I could complain about the high time preference costs of this sexual approach, but it wouldn’t make sense unless people believed that the low time preference strategy resulted in better outcomes, and our cultural models almost never make space for that possibility.
We evolved to function best when we feel like our lives and choices are deeply meaningful. You can try to logic your way out of that, the way you can try to enjoy a life where you believe you have no free will because it’s the more rational perspective, but you will probably have a different and lower variance pleasure experience than someone who seeks meaning.
Our modern models of sex writ large have been severely impacted by a focus on the quantitative and physical. (Indeed, despite the reports of a feminized society, our focus on the tangible is to my mind an overwhelming problem of masculine concept creep that appears to be getting worse). Only the barest materialist lens on sex could claim that without significant risk of pregnancy and STIs, sex itself loses its power and relevance as a human way of relating, but many people engage in sex as though pregnancy, illness, and assault are the only meaningful ways it can go poorly.
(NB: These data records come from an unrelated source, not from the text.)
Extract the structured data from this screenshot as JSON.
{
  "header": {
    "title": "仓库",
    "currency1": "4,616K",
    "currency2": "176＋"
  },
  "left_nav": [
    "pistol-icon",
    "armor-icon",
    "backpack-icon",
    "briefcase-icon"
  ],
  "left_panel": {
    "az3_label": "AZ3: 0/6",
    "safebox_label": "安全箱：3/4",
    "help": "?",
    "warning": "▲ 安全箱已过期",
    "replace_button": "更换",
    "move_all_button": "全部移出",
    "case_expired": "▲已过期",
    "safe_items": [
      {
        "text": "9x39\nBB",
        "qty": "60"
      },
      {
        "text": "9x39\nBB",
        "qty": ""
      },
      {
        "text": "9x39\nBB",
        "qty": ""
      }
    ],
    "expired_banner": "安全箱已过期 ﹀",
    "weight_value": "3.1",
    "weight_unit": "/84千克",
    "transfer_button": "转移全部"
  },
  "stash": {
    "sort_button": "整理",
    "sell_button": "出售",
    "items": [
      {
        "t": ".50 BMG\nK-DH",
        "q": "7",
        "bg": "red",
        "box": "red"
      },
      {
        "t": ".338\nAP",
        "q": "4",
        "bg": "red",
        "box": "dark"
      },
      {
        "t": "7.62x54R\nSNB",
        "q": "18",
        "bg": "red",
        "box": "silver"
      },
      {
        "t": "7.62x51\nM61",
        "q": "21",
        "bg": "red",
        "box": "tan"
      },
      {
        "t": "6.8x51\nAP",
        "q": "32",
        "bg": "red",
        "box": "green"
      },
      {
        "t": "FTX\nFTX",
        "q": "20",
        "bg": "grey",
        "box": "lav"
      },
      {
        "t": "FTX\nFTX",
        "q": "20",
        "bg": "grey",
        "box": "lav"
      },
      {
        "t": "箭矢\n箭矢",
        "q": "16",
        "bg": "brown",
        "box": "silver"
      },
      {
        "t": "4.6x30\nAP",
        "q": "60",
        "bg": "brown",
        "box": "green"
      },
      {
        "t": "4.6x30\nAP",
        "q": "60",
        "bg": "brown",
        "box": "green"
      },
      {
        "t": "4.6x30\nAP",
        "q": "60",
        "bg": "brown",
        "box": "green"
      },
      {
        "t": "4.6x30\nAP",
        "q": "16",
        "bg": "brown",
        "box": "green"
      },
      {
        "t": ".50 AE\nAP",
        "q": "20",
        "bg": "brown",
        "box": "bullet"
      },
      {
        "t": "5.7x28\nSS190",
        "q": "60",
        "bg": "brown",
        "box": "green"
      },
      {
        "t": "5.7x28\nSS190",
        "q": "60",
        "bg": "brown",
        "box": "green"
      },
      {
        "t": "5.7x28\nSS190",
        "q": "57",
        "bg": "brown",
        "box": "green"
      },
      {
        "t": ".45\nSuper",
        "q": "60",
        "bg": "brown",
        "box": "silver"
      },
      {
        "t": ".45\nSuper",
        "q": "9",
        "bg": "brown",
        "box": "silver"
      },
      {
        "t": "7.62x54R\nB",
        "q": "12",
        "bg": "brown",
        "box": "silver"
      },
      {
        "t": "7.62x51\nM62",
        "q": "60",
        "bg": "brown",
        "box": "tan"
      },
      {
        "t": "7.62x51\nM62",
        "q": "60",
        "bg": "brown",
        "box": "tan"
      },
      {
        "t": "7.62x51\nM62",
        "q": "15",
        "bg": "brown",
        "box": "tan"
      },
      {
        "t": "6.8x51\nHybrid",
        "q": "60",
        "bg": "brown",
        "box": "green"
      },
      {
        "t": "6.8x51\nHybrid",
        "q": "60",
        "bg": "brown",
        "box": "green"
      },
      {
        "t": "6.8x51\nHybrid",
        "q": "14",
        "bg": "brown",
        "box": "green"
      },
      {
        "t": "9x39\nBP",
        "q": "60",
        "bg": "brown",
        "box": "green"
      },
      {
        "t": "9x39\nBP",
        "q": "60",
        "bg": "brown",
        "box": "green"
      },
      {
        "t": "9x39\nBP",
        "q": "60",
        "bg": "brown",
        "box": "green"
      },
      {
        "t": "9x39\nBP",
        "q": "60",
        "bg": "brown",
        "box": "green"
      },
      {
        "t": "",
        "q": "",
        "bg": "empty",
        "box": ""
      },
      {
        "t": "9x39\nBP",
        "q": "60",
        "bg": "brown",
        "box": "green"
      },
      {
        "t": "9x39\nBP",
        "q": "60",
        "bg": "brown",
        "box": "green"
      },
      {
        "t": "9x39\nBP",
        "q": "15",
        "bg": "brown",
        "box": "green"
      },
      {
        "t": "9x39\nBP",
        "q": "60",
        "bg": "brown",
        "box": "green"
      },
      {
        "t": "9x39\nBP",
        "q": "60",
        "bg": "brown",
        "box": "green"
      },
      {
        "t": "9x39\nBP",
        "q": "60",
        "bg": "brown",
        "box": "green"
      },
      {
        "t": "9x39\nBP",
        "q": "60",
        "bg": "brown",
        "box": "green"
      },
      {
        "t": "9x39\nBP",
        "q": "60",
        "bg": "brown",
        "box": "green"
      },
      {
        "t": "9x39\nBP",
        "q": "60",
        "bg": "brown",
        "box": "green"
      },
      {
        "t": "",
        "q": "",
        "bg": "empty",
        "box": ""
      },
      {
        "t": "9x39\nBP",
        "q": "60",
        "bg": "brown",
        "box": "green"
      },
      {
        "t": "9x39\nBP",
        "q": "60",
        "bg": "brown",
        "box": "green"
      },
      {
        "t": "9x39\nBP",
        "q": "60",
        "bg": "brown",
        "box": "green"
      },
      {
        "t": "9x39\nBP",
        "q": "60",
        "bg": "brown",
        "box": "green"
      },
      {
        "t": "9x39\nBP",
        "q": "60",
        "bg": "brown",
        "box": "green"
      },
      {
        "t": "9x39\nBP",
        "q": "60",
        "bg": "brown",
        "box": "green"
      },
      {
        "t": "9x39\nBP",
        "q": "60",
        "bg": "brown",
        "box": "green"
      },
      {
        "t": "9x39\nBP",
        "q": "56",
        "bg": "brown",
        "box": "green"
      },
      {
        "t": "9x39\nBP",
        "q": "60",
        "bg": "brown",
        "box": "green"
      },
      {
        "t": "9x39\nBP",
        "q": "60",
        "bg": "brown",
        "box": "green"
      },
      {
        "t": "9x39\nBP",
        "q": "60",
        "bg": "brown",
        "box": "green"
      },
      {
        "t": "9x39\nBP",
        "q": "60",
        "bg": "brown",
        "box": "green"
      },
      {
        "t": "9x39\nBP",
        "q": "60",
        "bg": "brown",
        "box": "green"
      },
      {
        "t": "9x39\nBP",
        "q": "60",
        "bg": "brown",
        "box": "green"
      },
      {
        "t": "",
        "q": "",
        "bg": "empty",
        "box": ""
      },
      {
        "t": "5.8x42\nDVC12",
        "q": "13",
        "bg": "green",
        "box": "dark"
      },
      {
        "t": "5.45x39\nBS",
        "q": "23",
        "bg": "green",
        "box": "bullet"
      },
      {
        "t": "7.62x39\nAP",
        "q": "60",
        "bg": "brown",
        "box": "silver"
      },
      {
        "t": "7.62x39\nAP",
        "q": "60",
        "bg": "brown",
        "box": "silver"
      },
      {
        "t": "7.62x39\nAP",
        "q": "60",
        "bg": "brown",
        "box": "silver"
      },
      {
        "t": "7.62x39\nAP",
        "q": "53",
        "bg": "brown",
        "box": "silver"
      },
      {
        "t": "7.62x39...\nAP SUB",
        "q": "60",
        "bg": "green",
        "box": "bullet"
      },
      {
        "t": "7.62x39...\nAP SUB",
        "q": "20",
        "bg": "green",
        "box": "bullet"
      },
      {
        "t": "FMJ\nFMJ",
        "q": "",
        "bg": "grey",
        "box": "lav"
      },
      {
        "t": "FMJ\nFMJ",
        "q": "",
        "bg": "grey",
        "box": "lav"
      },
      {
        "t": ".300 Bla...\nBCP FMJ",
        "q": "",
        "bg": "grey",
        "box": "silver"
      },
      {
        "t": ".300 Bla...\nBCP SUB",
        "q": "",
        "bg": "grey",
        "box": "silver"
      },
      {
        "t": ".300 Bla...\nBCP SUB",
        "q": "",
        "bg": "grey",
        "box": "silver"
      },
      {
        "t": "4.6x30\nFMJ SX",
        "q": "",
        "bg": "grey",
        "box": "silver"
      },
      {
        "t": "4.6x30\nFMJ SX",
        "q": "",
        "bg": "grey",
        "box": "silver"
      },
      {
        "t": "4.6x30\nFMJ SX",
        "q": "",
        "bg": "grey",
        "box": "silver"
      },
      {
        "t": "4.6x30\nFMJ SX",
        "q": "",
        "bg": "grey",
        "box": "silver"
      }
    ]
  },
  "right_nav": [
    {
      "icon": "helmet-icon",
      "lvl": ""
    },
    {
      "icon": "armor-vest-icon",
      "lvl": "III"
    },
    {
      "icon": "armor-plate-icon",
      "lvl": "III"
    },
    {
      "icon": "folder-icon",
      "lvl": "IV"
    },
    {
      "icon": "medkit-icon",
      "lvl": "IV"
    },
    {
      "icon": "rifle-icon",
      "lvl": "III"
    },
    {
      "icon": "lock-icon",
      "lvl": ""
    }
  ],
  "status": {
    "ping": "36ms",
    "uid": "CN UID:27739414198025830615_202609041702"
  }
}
This is in stark contrast to my upbringing, where sex was so spiritually relevant that it was best to engage in it with only one person, the person you were going to spend the majority of your life with. My model predicts that reports of unsatisfying and depressing sexual encounters are often the result of trying to get transcendent experiences from a model that treats sex like a handshake. These things are rarely if ever compatible, and in particular, being nonselective about who one has sex with will result in worse sex on average, for everyone.
It’s hard to have satisfying sex when we treat it as a purely physical way to pass time with another person, because the bulk of what makes sex satisfying is not physical. Sex where physical pleasure is the goal is like meditating where “sitting in one place for as long as you can” is the goal. It’s not totally without benefit - you will get the expected outcome, at least some of the time, but you stripped the activity of its teleological purpose and then expected teleological magic to occur nonetheless.
That’s only one facet of the physical model’s limitations. Not getting to orgasm in sex that is emotionally and/or spiritually meaningful and connective is occasionally disappointing but still satisfying overall; not getting to orgasm in sex that you’re having for the orgasm is an abject failure. Aiming for orgasm means that any physical difficulty in sex - vascular, sensation-wise, or otherwise - will be experienced as making sex an embarrassing chore that lays bare one’s physical limitations.
In my ideal world, people would be just as concerned about whether the sex they were going to have would feel emotionally unsatisfying as whether it was going to include an orgasm for any/all of its participants. Some people - I will take them at their word - appear to need less context, but I am skeptical given the human desire for meaning that those people represent even a sizable minority.
I would like to believe that we could adjust models for sex such that everyone would have a reason to take it more seriously, and that men in particular could optimize for quality of sexual partners rather than quantity (and in return likely secure more regular sex for themselves). We can do better than materialist sex.